14.9.10

the underdog

a textrific adventure to start my, well actually, end my night. due to my lack of a car and carpool, i'm going to have a joyous hour walk home tonight. while i prep my terribly out-of-shape legs for the journey of their lifetime, i can't help but feel this is my well-deserved punishment for still not having my driver's license. it's really driving me crazy. sorry that you had to pain through that, italics.

i think sometimes that i'm a weird absurd person, without vocalizing it or making it known sometimes. for instance, while listening to the tiny asian professor next door, my first thought was that i was damn hungry for pork fried rice. also, as a sidenote, i don't mean that in a sexual way at all. i mean, i'm sure my friends are well-versed in my strange habits and quirks. i find it kind of amusing when it sneaks out to people that don't know me that well. i've confided in the fact that i look like i would be a creeper or a hardcore nerd (i'm only one of the two, thank god), but don't let it get the best of me. the soul and source of me acting like myself still can blossom.
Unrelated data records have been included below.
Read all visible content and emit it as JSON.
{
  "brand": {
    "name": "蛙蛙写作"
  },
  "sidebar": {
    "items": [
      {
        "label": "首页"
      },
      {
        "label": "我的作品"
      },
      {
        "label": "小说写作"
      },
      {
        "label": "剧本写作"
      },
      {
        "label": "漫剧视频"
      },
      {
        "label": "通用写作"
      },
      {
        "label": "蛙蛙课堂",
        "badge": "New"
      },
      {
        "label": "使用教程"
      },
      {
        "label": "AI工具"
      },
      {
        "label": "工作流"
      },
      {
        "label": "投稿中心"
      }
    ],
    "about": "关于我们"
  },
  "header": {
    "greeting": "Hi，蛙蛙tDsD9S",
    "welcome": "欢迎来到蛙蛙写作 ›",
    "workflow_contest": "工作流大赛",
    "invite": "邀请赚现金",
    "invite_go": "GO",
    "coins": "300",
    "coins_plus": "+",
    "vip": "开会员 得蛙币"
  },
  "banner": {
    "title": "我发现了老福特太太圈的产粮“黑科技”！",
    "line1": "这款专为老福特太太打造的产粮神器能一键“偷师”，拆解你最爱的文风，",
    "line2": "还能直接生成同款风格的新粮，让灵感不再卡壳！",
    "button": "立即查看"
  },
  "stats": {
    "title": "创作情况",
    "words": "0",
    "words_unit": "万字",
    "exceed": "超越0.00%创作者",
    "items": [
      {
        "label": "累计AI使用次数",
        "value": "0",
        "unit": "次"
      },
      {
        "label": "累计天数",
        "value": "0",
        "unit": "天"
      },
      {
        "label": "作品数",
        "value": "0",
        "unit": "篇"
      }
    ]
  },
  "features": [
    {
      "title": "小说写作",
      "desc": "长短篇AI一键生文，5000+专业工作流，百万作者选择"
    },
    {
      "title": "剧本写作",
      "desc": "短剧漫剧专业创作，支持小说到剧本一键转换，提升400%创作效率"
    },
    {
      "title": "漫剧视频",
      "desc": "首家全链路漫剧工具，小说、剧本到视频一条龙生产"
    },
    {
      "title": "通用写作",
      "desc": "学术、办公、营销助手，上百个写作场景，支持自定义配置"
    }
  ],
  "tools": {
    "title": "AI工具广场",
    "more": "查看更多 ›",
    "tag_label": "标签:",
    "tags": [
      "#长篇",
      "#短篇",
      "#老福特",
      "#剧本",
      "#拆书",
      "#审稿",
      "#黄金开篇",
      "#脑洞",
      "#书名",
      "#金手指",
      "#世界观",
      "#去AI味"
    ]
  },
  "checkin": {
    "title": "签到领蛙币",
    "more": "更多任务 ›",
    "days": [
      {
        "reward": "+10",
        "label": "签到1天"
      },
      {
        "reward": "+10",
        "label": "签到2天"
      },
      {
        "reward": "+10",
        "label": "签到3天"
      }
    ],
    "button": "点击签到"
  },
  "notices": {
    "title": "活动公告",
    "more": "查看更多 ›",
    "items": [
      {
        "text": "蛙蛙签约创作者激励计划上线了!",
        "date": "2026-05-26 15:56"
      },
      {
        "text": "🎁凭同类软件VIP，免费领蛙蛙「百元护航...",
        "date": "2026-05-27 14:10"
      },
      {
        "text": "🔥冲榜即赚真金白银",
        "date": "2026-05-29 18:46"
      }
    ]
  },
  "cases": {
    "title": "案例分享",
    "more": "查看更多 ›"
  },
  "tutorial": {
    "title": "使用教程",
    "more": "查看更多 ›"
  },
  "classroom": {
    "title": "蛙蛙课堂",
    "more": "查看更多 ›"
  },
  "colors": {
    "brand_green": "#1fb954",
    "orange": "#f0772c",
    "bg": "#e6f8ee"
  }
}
thank god for the more advanced classes. i reminisce of the massive freshman lecture halls that used to haunt me. nowadays i get treated to the scrumptious taste of 10 to 20 student classes with more one-on-one action. self note #4: wow, half the shit i type sounds sexual without me even trying. one-on-one action? balls. i swear i got tingles from my econometrics class today when we went through a full balls to the wall complex problem to figure out the correlation coefficient. if that's not proudly being a dork, i'm not really sure what is.